Ce second opus est l'occasion pour son protagoniste d'arpenter le passage à l'âge adulte au cours des différents rituels parcourant la première heure du long-métrage. Nous dévoilant la panoplie de personnages qui étaient présent durant le dernier tiers de son prédécesseur. Chani (interprétée par une Zendaya rayonnante) se dévoilant être le cœur émotionnel du récit, par l'histoire d'amour certes mécanique dans sa progression mais passionnante dans son discours sur les générations. Si Paul traverse les méandres de son titre de prophète (Lisan Al Gaib), aux yeux d'une ancienne génération incarnée par Stilgar (Javier Bardem). Un personnage très caricatural (pas aidé par le surjeu de son comédien) et une terrifiante Dame Jessica (Rebecca Ferguson). Chani est le regard de la jeunesse d'un cœur familial et non d'une croyance, renouvelant avec pertinence l'un des messages de l'œuvre de Frank Herbert : le fanatisme religieux.


 Dompter le désert !


Dune : deuxième partie, va constamment confronter ses personnages sur leurs objectifs. Autant le conflit maternel entre Jessica et Paul sur la stature de dieu qu'elle propage, que le clan Fremen avec Chani et Stilgar sur cette figure du guide vers un futur sombre, énoncé dans le précédent opus avec des flashforwards faisant leur retour. Un combat générationnel sur une destinée messianique sanglante contre laquelle Paul se débat avec lui-même pour l'empêcher. Une relecture du mythe de Joseph Campbell et de son Héros aux mille et un visages (1949), dans un désert aux milles dangers dont il acquiesce le langage et la capacité le rapprochant de son destin fatidique. Le personnage féminin est là pour l'extirper de toute la violence naissante d'un personnage, traversant le désert de la mort de son innocence pour devenir adulte et les ambiguïtés morales que cela implique.
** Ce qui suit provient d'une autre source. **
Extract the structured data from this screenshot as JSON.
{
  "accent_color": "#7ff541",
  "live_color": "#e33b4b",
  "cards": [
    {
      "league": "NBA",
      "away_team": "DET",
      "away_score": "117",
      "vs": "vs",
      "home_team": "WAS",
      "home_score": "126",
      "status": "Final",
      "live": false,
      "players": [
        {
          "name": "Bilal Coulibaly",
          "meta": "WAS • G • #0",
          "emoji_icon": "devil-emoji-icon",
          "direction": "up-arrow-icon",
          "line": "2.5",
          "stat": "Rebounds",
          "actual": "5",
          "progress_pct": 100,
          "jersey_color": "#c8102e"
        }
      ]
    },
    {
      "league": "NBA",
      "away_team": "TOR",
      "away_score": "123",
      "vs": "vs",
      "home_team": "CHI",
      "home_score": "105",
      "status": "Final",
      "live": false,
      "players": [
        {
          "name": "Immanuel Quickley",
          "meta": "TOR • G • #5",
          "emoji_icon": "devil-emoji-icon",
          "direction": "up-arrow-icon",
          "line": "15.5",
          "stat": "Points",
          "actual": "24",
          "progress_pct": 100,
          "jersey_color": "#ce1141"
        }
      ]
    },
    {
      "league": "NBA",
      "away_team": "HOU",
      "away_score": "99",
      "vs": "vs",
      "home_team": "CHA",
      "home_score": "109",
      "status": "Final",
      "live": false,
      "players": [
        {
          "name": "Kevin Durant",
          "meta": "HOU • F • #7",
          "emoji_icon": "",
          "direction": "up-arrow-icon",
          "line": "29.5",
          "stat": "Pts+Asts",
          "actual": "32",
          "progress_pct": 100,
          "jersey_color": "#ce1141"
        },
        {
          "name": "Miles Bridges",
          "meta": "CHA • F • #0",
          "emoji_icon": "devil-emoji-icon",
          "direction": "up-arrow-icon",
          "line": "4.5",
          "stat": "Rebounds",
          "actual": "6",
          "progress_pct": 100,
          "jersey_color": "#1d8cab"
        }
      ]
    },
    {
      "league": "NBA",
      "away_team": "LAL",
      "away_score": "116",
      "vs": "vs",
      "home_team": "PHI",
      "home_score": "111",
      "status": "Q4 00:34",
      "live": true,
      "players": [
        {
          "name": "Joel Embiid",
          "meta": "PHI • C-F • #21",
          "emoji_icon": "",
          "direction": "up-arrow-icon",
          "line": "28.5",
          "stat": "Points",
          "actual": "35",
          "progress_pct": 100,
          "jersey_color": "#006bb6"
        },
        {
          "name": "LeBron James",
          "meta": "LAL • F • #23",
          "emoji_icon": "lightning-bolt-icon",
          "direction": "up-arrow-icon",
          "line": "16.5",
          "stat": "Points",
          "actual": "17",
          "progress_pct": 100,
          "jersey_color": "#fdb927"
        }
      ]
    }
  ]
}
Si cette surcouche appliquée au matériau d'origine est appréciable, Villeneuve se démène encore et toujours avec l'exposition verbale des enjeux de son récit. Il se retrouve totalement dépassé par l'ampleur de l'univers qu'il doit mettre en image. Le film est contraint d'illustrer l'apprentissage de Paul au détour de scénettes plastiquement impeccables, parvenant à peine à retranscrire la longue traversée du désert subie par son personnage. Le triste exemple étant l'ultime traversée du protagoniste avant de devenir un Fremen, éclipsé par une transition vers son accomplissement : il n'en reste que le regard inquiet de Chani dont la perspective éloigne nos amoureux. Agencé par un montage frénétique parvenant à peine à retranscrire les évènements, pressé par le reste de la longue épopée du premier livre. L'ensemble de ce premier acte certes précipité malgré sa place prédominante dans le récit vers l'apprentissage. Nous plonge dans un conflit générationnel d'actualité, pouvant trouver une forme de résonance lointaine aux événements du 7 octobre 2023, dans une lutte entre la jeunesse féminine et la vieillesse masculine dans des idéaux opposés.


Projet trop vaste ?


Ambition démesurée, univers assommant


Si l'opposition est un des moteurs de Dune : deuxième partie, le film met également les différents camps en miroir, que ce soit Paul et Feyd-Rautha (Austin Butler), grand absent du premier volet et antagoniste se dressant sur la route du protagoniste. Son introduction se fait lors d'un combat de gladiateur sur la planète Giedi Prime dans un noir et blanc, illustrant un monde détruit par la civilisation et la technologie, en opposition avec le soleil de Arrakis. Ce spectacle fêtant la dix-huitième année du neveu du baron Vladimir (Stellan Skarsgård), dans un passage à trépas d'une personne autour d'un spectacle comme pour le faux climax de la première partie. L'analogie entre les deux clans en guerre est prolongée par les décors et leur analogie occidentale (Romaine pour les Harkonnen) et orientale (Mulsulmane pour les Fremen). Montrant un empire voulant envahir un territoire désertique étant la source de convoitise des grandes puissances galactiques, autant pour le baron Vladimir que l'empereur Shadamm IV (Christopher Walken). Rappelant les conflits contemporains autant l'Irak, connue sous le nom de seconde guerre du Golfe (2003-2011) que la guerre russo-ukrainienne (depuis 2014), rattachant encore une fois le récit de Herbert à notre actualité.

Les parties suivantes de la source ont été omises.